江晏微一揚眉,似乎被他的反應逗到, 忍不住揶揄:“你能不能有點出息, 表演的人都不怕, 你一個觀看的怕什麽?”

宋彩頻頻搖頭:“他不要臉我要臉啊!”

江晏撇撇嘴,心道罷了。于是手一揮,後頭的景色直接被黑色霧氣籠罩,只剩下那男人的一張臉。

宋彩的叫聲已經驚動了男人,他渾不在意地從床上起身, 蛇尾變成了人的雙腿,就那麽赤身裸體地走到了兩儀鏡前。

江晏與他對視,道:“久仰啊,蟒王。”

對方正是蟒王眦昌, 見狀疑惑了一瞬, 道:“你是何人?如何會拿到兩儀鏡?”

江晏:“毀你黑市之人。”

眦昌瞥了一眼背過身捂着眼的宋彩, 了然:“沒錯,本王見過這小美人, 鬼甲要把他先獻給本王。唔, 倒是姿色甚佳。”

他挑釁地吐出長信,露出猥瑣表情:“怎麽,鬼甲那廢物跑了, 由你親自護送小美人過來?也好,本王正要跟你清算之前的帳。”

宋彩聽不下去了,猛地轉過身:“你可別湊表碾了,老子這回就是去要你狗命的, 洗幹淨了脖子等着吧!”說罷還做了個割他脖子的動作。

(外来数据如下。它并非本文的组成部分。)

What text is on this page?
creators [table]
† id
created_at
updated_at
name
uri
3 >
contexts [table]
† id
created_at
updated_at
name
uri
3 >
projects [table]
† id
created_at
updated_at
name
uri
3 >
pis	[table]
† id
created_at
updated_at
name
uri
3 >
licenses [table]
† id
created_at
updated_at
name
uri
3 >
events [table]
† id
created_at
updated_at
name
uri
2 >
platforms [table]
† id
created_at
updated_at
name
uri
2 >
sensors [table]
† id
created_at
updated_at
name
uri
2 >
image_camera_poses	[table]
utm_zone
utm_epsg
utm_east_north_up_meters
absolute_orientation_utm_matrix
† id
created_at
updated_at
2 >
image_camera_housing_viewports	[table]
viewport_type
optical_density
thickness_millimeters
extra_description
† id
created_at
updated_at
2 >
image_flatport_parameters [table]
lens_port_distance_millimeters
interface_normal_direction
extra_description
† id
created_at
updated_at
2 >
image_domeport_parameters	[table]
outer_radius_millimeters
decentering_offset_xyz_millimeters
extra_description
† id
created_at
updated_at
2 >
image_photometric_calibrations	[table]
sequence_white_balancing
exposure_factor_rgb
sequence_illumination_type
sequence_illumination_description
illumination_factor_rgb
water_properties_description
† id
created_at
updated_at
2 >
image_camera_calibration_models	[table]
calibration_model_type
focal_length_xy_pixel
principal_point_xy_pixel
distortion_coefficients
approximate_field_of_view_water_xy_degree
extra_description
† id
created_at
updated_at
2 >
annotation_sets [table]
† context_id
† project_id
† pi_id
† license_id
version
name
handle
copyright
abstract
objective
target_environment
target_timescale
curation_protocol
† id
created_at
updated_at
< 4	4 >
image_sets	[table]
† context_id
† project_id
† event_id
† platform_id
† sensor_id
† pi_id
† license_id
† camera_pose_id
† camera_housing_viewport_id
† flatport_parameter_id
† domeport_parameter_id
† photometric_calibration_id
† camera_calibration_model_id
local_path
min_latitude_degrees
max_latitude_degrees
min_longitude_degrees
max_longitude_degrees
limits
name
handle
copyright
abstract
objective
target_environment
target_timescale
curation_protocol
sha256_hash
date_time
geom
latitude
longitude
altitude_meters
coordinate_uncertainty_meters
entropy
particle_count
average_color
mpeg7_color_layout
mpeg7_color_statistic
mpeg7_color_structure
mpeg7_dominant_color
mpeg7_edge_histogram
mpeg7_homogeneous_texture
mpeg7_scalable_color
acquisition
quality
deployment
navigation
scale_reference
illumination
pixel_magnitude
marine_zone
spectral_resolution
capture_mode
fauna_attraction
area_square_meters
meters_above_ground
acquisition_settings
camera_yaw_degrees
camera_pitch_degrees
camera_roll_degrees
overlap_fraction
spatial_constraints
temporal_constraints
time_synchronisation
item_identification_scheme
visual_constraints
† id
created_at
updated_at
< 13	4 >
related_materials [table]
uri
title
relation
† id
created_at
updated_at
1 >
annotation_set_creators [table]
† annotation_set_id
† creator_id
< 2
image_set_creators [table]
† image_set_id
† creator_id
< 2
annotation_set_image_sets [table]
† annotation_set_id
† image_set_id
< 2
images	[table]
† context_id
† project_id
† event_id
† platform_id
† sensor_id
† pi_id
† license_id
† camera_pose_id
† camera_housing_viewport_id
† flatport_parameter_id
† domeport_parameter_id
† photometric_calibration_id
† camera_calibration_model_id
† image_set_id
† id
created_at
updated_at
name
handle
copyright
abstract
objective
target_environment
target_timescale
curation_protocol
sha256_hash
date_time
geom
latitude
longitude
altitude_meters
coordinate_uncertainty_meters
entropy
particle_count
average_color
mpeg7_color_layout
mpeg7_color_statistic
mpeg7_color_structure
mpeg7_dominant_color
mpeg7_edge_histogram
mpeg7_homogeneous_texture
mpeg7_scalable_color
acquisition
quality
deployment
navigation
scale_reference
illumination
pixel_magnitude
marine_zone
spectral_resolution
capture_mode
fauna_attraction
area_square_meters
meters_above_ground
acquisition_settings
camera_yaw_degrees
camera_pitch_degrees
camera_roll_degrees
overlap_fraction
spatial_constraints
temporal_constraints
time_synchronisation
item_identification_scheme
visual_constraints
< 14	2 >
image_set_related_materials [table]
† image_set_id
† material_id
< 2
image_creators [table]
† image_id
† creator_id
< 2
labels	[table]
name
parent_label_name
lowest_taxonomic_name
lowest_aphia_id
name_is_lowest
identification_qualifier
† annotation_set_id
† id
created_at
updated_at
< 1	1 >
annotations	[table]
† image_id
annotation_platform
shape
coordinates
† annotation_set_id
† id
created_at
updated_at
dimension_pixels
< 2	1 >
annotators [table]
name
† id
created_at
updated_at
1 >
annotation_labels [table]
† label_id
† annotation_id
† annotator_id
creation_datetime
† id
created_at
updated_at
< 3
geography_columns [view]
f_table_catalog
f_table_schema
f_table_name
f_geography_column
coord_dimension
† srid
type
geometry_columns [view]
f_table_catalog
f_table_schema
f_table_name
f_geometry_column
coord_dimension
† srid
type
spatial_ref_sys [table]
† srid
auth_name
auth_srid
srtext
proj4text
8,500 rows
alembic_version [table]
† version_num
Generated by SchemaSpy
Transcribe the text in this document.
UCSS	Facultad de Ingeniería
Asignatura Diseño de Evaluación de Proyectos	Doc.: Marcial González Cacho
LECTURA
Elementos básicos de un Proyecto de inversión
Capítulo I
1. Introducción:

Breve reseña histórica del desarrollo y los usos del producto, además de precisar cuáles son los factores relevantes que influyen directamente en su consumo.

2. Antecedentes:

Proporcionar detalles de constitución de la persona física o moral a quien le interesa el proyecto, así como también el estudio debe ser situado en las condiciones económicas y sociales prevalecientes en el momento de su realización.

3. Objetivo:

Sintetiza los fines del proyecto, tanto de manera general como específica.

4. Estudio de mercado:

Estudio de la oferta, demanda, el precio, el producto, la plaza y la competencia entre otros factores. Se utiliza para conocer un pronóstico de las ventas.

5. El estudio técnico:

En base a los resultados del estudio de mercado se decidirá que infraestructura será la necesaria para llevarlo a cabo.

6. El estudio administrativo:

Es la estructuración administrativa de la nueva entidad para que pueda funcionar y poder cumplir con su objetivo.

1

他自以為這動作很霸氣,朝江晏使了個眼色,誰知江晏不但沒有任何表示,還把臉偏轉了十五度,似乎為他感到羞恥。

宋彩把頭一扭就坐回了地上,繼續戳那個螞蟻洞——感情嚴重受挫。

江晏從不與龌龊之徒做口舌之争,這回卻多說了兩句:“怎麽,身為半妖族的亞王,你不住在大澤宮麽,被趕出去了?”

眦昌眉頭一擰,惡狠狠道:“你竟然利用兩儀鏡定位我的住所,卑劣小人!”

江晏被他這邏輯逗樂了,大笑起來:“怕的話就早些收拾好鋪蓋卷,你不是有許多泥窟麽,随便找一個躲起來便是。”

眦昌怒火上湧:“你!你究竟是何人,竟敢如此大言不慚!”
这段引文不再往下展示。